Debemos desarmar el lenguaje violento para proteger a la vida y la libertad

La naturalización de la violencia verbal deviene, tarde o temprano, en violencia física e incluso la muerte.

En regímenes democráticos, la palabra política se sostiene sobre el principio básico del reconocimiento del adversario como un acto legítimo. No obstante, como advertían en Cómo mueren las democracias (2018), los politólogos Steven Levitsky y Daniel Ziblatt, cuando se rompe la norma implícita de la tolerancia mutua en medio de la diferencia ideológica o programática, los cimientos de una democracia comienzan a erosionarse desde dentro, si es que los propios ciudadanos no establecen límites claros y sancionan la violencia, venga de donde venga.

Aunque es innegable que la confrontación es una parte inherente al quehacer político, es esencial mantener la premisa de que el contrincante no es un enemigo a destruir. Cuando esa frontera se borra, el lenguaje violento abre la puerta a una lógica de guerra que remite a las épocas premodernas, en las que la disputa política se desfiguraba hasta la desaparición física de quien pensaba distinto.

La historia del siglo XX ofrece evidencia suficiente de que, cuando un insulto se repite, la radicalidad de su contenido puede llegar a deshumanizar a una sociedad, tal como ocurrió bajo el régimen nazi.

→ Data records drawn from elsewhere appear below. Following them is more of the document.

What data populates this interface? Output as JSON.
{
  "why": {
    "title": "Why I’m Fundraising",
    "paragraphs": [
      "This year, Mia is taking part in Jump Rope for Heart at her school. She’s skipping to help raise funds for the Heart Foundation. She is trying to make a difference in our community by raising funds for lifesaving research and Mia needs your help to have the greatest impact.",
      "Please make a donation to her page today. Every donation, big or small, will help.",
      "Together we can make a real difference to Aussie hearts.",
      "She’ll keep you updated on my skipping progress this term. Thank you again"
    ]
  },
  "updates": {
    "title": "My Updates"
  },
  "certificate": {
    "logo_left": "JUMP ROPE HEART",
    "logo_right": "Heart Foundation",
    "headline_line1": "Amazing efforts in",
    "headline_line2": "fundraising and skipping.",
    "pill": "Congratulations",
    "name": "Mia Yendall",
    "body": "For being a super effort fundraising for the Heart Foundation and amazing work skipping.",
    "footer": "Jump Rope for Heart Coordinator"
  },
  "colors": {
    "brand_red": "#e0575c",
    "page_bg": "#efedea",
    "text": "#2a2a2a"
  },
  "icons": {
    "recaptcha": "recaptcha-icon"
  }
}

Lo ocurrido en Estados Unidos con el asesinato del activista ultraconservador Charlie Kirk ilustra esa normalización del insulto y la deshumanización del adversario. La legitimación de dicha violencia crea el terreno fértil para que se traduzca en violencia física. Y eso, hay que decirlo con fuerza, no puede permitirse en una sociedad que aspire a ser civilizada.

Cuando la política se convierte en un campo donde la palabra se usa como arma, la transición hacia la agresión es apenas un paso más.

En el Perú, este patrón se repite de manera alarmante. En los últimos años, el alcalde de Lima y líder del partido Renovación Popular, Rafael López Aliaga, ha hecho del insulto y de la incitación a la violencia una de sus marcas discursivas. Basta recordar su exhortación pública a “cargarse” al periodista Gustavo Gorriti para dar cuenta de ello.

La banalización de estas frases, toleradas por algunos sectores radicales, instala la idea de que la violencia puede ser parte aceptable del juego político. En otras palabras, supone retornar a una dinámica basada en la ley del más fuerte.

El objetivo fundamental de la política democrática es, precisamente, contener el monopolio del uso de la fuerza en una institución llamada Estado, que debe regularla mediante reglas de juego claras y con un piso que no se puede transgredir. En otras palabras, reconocer y defender, por encima de cualquier diferencia —por más profunda que sea—, que todas las personas son iguales en derechos y deberes, y que el valor de la vida no puede violarse bajo ningún motivo.

Recuperar ese horizonte exige un esfuerzo ciudadano por desarmar el lenguaje violento, reinstalar el respeto como norma y recordar que, cuando la palabra se convierte en bala simbólica, tarde o temprano terminará por convertirse en bala real.